第32回 5年ぶりの「病欠」
4 January 2013 vol.1378
新年あけましておめでとうございます。
突然の話だが12月始めに風邪を引き、バレエ団のリハーサルを1日休んだ。「だからどうしたんだ」と思う人もいるかもしれないが、自分はこの5年間、怪我を除き病気で会社を休んだことが一度も無かった。
英国ロイヤル・バレエ団に入団すると、ダンサー一人ひとりが体調管理に気を配ることを義務づけられる。ここ数年はダンサー全員を対象にシーズン始めに血液検査を実施。体内のビタミン量を調べ、不足しているダンサーにはビタミン剤が配られるなど、徹底した健康管理がなされている。
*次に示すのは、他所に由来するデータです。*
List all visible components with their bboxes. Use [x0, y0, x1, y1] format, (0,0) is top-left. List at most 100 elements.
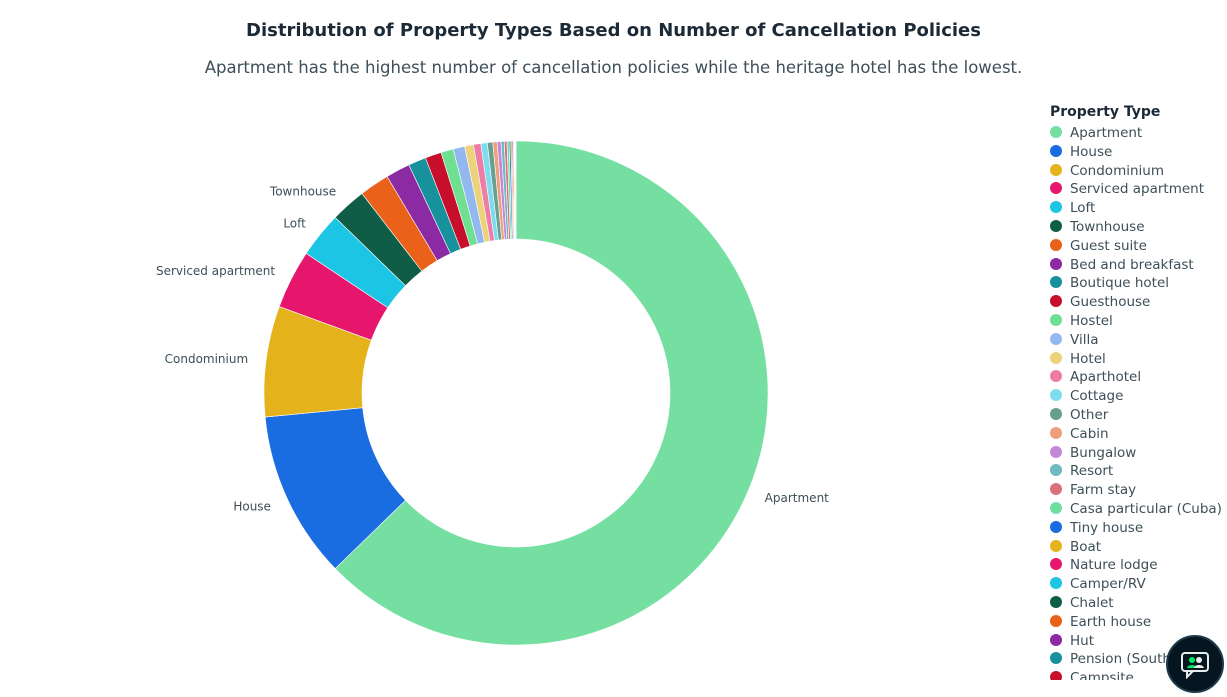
- legend-swatch: [1050, 201, 1062, 214]
- legend: Property Type Apartment House Condominium S…: [1050, 102, 1227, 680]
- legend-swatch: [1050, 577, 1062, 590]
- legend-label: Tiny house: [1070, 519, 1144, 536]
- legend-label: Cabin: [1070, 425, 1109, 442]
- legend-label: Loft: [1070, 200, 1096, 217]
- legend-item-campsite[interactable]: Campsite: [1050, 669, 1227, 680]
- legend-item-tiny-house[interactable]: Tiny house: [1050, 519, 1227, 538]
- legend-swatch: [1050, 539, 1062, 552]
- legend-label: Other: [1070, 406, 1109, 423]
- legend-item-hotel[interactable]: Hotel: [1050, 350, 1227, 369]
- legend-label: Apartment: [1070, 125, 1143, 141]
- legend-swatch: [1050, 614, 1062, 627]
- legend-item-resort[interactable]: Resort: [1050, 462, 1227, 481]
- legend-title: Property Type: [1050, 104, 1161, 120]
- legend-swatch: [1050, 182, 1062, 195]
- legend-item-villa[interactable]: Villa: [1050, 331, 1227, 350]
- chat-support-icon: [1181, 652, 1209, 679]
- legend-swatch: [1050, 445, 1062, 458]
- legend-label: Aparthotel: [1070, 369, 1142, 386]
- legend-label: Boutique hotel: [1070, 275, 1170, 292]
- legend-swatch: [1050, 558, 1062, 571]
- legend-item-loft[interactable]: Loft: [1050, 199, 1227, 218]
- donut-chart: Apartment House Condominium Serviced apartm…: [156, 140, 829, 646]
- legend-label: Bed and breakfast: [1070, 256, 1194, 273]
- legend-label: Serviced apartment: [1070, 181, 1205, 198]
- slice-apartment[interactable]: [334, 140, 769, 646]
- legend-swatch: [1050, 295, 1062, 308]
- legend-swatch: [1050, 370, 1062, 383]
- legend-item-apartment[interactable]: Apartment: [1050, 124, 1227, 143]
- legend-item-guest-suite[interactable]: Guest suite: [1050, 237, 1227, 256]
- legend-swatch: [1050, 332, 1062, 345]
- legend-item-aparthotel[interactable]: Aparthotel: [1050, 368, 1227, 387]
- legend-swatch: [1050, 219, 1062, 232]
- legend-swatch: [1050, 464, 1062, 477]
- legend-label: Nature lodge: [1070, 557, 1158, 574]
- legend-swatch: [1050, 652, 1062, 665]
- chat-support-button[interactable]: [1166, 635, 1224, 693]
- slice-label-serviced-apartment: Serviced apartment: [156, 264, 275, 278]
- legend-label: Chalet: [1070, 594, 1114, 611]
- legend-label: Villa: [1070, 331, 1099, 348]
- legend-label: Bungalow: [1070, 444, 1137, 461]
- legend-label: Hostel: [1070, 312, 1113, 329]
- legend-swatch: [1050, 501, 1062, 514]
- legend-item-guesthouse[interactable]: Guesthouse: [1050, 293, 1227, 312]
- slice-label-townhouse: Townhouse: [269, 185, 336, 199]
- legend-swatch: [1050, 276, 1062, 289]
- legend-label: Guesthouse: [1070, 294, 1151, 311]
- legend-swatch: [1050, 426, 1062, 439]
- legend-label: Townhouse: [1070, 218, 1145, 235]
- slice-label-apartment: Apartment: [765, 491, 829, 505]
- legend-item-boat[interactable]: Boat: [1050, 538, 1227, 557]
- legend-label: Campsite: [1070, 670, 1134, 680]
- legend-item-earth-house[interactable]: Earth house: [1050, 613, 1227, 632]
- legend-swatch: [1050, 351, 1062, 364]
- legend-item-chalet[interactable]: Chalet: [1050, 594, 1227, 613]
- legend-item-condominium[interactable]: Condominium: [1050, 162, 1227, 181]
- legend-swatch: [1050, 238, 1062, 251]
- legend-item-serviced-apartment[interactable]: Serviced apartment: [1050, 180, 1227, 199]
- legend-swatch: [1050, 126, 1062, 138]
- slice-label-house: House: [233, 499, 271, 513]
- chart-title: Distribution of Property Types Based on …: [246, 20, 981, 41]
- legend-swatch: [1050, 520, 1062, 533]
- legend-label: Condominium: [1070, 162, 1164, 179]
- legend-swatch: [1050, 144, 1062, 157]
- legend-swatch: [1050, 407, 1062, 420]
- legend-item-hut[interactable]: Hut: [1050, 632, 1227, 651]
- legend-item-cottage[interactable]: Cottage: [1050, 387, 1227, 406]
- legend-item-farm-stay[interactable]: Farm stay: [1050, 481, 1227, 500]
- legend-label: Guest suite: [1070, 237, 1147, 254]
- legend-item-bungalow[interactable]: Bungalow: [1050, 444, 1227, 463]
- legend-item-bed-and-breakfast[interactable]: Bed and breakfast: [1050, 256, 1227, 275]
- legend-swatch: [1050, 389, 1062, 402]
- legend-item-house[interactable]: House: [1050, 143, 1227, 162]
- slice-label-loft: Loft: [283, 216, 306, 230]
- legend-item-casa-particular-cuba[interactable]: Casa particular (Cuba): [1050, 500, 1227, 519]
- legend-swatch: [1050, 595, 1062, 608]
- legend-item-boutique-hotel[interactable]: Boutique hotel: [1050, 274, 1227, 293]
- legend-swatch: [1050, 671, 1062, 680]
- legend-label: Camper/RV: [1070, 576, 1146, 593]
- legend-item-cabin[interactable]: Cabin: [1050, 425, 1227, 444]
- legend-label: House: [1070, 143, 1113, 160]
- chart-subtitle: Apartment has the highest number of canc…: [204, 58, 1023, 77]
- slice-label-condominium: Condominium: [165, 352, 249, 366]
- legend-label: Earth house: [1070, 613, 1152, 630]
- legend-item-townhouse[interactable]: Townhouse: [1050, 218, 1227, 237]
- legend-swatch: [1050, 163, 1062, 176]
- legend-swatch: [1050, 483, 1062, 496]
- legend-label: Boat: [1070, 538, 1102, 555]
- legend-item-camper-rv[interactable]: Camper/RV: [1050, 575, 1227, 594]
- legend-label: Casa particular (Cuba): [1070, 500, 1222, 517]
- legend-label: Hut: [1070, 632, 1095, 649]
- legend-swatch: [1050, 313, 1062, 326]
- legend-label: Hotel: [1070, 350, 1106, 367]
- legend-item-hostel[interactable]: Hostel: [1050, 312, 1227, 331]
- legend-label: Resort: [1070, 463, 1114, 480]
- legend-label: Cottage: [1070, 388, 1124, 405]
- legend-swatch: [1050, 257, 1062, 270]
- legend-item-nature-lodge[interactable]: Nature lodge: [1050, 556, 1227, 575]
- legend-item-other[interactable]: Other: [1050, 406, 1227, 425]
それは前回のコラムでも書いた「白鳥の湖」のパドトロワ(3人の踊り)を踊った後のこと。1幕で終了し、その後出番の無い自分は、シャワーをさっさと浴びステージ・ドアを後に。その日の夜は特に寒く、体を震わせるようにして駅に走り込んだ。地下鉄の車内では、隣にいた人が具合悪そうにティッシュで顔を押さえ咳き込んでいた。そのときは「そろそろ風邪が流行る季節だなぁ」などと考えていたのだが、電車を降りるや否や、自分の体調の変化に気が付いた。
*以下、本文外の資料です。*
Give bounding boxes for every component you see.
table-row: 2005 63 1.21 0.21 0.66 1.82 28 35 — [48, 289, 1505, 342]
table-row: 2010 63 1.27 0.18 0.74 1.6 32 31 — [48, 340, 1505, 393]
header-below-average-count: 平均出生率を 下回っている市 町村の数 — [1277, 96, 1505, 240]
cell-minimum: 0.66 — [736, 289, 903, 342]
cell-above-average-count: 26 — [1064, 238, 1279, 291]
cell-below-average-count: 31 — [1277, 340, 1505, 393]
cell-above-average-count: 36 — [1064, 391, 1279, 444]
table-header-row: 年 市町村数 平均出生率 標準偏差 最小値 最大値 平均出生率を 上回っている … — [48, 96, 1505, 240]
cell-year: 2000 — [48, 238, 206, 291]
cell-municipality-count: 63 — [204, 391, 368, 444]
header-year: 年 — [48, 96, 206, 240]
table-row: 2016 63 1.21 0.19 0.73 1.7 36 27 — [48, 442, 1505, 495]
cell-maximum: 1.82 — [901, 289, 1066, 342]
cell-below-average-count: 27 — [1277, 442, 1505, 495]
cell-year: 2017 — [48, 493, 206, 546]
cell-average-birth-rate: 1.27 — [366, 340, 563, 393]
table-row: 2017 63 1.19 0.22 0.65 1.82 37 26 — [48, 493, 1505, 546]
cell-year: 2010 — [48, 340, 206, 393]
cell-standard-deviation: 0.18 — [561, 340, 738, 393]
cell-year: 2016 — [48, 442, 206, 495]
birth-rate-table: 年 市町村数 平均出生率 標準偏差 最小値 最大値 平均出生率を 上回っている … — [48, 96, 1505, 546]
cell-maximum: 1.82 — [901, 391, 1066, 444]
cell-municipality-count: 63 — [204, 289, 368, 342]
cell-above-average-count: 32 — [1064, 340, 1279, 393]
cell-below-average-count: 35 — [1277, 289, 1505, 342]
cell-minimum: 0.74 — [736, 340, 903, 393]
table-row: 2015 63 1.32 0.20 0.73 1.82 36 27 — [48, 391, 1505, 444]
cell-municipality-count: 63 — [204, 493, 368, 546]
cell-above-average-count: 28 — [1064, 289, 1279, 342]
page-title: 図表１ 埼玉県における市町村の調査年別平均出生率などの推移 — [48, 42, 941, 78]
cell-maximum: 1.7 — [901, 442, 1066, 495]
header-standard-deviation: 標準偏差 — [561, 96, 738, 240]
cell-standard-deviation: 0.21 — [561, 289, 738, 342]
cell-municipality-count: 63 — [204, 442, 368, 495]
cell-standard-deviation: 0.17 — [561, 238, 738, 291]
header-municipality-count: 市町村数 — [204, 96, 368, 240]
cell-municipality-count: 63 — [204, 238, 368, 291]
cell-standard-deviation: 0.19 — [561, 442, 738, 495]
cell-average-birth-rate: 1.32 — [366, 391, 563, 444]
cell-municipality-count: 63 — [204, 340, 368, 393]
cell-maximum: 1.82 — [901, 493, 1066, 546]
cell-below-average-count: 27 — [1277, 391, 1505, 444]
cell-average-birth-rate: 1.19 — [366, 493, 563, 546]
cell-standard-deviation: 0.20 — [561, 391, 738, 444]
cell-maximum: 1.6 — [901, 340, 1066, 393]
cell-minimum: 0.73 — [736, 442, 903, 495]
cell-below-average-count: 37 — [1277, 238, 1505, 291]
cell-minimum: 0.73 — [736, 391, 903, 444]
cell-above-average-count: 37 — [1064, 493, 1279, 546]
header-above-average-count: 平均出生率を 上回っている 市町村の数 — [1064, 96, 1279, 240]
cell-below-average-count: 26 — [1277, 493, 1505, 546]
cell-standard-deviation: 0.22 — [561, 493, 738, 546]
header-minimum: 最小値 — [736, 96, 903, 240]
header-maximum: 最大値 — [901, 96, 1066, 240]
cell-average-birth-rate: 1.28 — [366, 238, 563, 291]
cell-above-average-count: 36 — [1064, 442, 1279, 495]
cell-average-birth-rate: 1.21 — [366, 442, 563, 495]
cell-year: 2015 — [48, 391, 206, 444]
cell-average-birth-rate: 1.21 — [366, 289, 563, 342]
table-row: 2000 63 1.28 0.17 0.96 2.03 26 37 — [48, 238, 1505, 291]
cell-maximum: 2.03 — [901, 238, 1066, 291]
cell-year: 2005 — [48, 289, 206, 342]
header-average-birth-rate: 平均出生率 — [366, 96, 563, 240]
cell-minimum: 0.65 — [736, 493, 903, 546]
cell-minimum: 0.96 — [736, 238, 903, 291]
まずは体が岩になったように固く重く感じる。体が急に地面に落ちていくようだった。そして帰宅後にはくしゃみと鼻水が止まらなくなった。いつものように熱いお風呂に入り、その日はすぐにベッドに入ったのだが、翌朝には のどが燃えるように熱く、鼻水もひどくなっていた(汚い話で申し訳ない)。加えて耳鳴りが止まず、飛行機に乗っているかのように耳が完全にブロックされ、手の指の関節や肘の関節にも痛みを感じるようになっていた。
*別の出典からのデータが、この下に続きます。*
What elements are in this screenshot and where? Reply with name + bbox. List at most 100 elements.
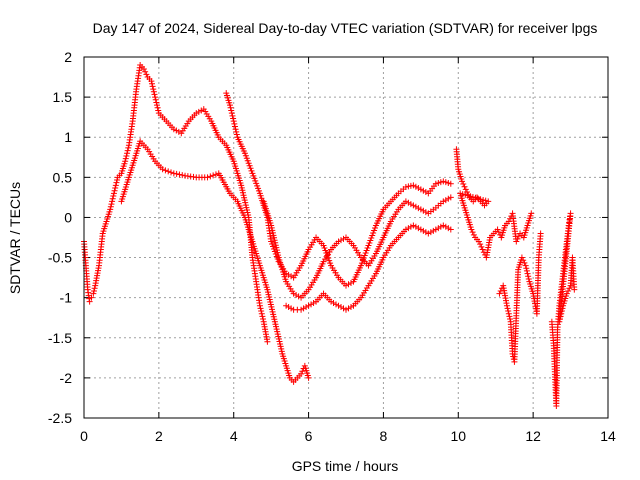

運悪くもその日からは2夜連続でトリプル・ビル(小品3作)の公演があり、自分の役には代役がいない。どうしても舞台に行かなければならなかった。半べそ状態で薬局に飛び 込み薬を手に入れ、重い体と戦いながら何とか2日間の舞台を乗り切り、週末を迎えることができた。土曜日の舞台後には帰宅するやベッドに倒れ込むように眠りについた。恥ずかしい話なのだが、このときには鼻水があまりにもひどかったので、鼻にティッシュを入れ たままにし(北海道ではこれを「つっぺする」と言う(笑))、布団に入った。遠い昔、日本の母から送ってもらった風邪薬や熱冷ましを引っ張り出し、布団で目をつぶった。
ありがたいです
死んだように眠った週末が終わり月曜日。この日は舞台が無かったので、5年ぶりに病欠の電話をオフィスに入れた。それから何時間眠ったか分からないが、気が付くと携帯が鳴っている。以前話したことがあるが、バレエ団からの連絡はいつも非通知設定だ。電話を受けたのは火曜日の朝、同日の公演への出演が可能なのか、心配しての連絡だった。激しい空腹感に襲われていた自分はキッチンにある食べ物を食べ尽くし、体に力が入ることが確認できたので、舞台に出ることを決めた。
大きな声で言うべきことでもないが、自分は舞台人であることに誇りを持っている。舞台人が舞台に出なくてどうすると自分に言い聞かせ、舞台に臨んだ。ステージ上、音を聞き取れない自分の耳元で同僚やパートナーがカウントを取ってくれたのがありがたかった。
長々と書いてしまったが、今回言いたいのは「今年の風邪は超強烈だ」ということ。現在ロイヤル・バレエ団ではこうした風邪が広まっていて、ダンサーは毎日苦しみながらも 舞台に立ち、頑張っている。皆が舞台人としての誇りを持って、少しでもお客さんに楽しんでもらえるよう、舞台を作り続けている。
2013年も色々なドラマが待ち受けているだろう。でもどんなことがあってもバレエを愛してくれる人の気持ちを裏切らないよう、舞台を楽しんでいこうと思う。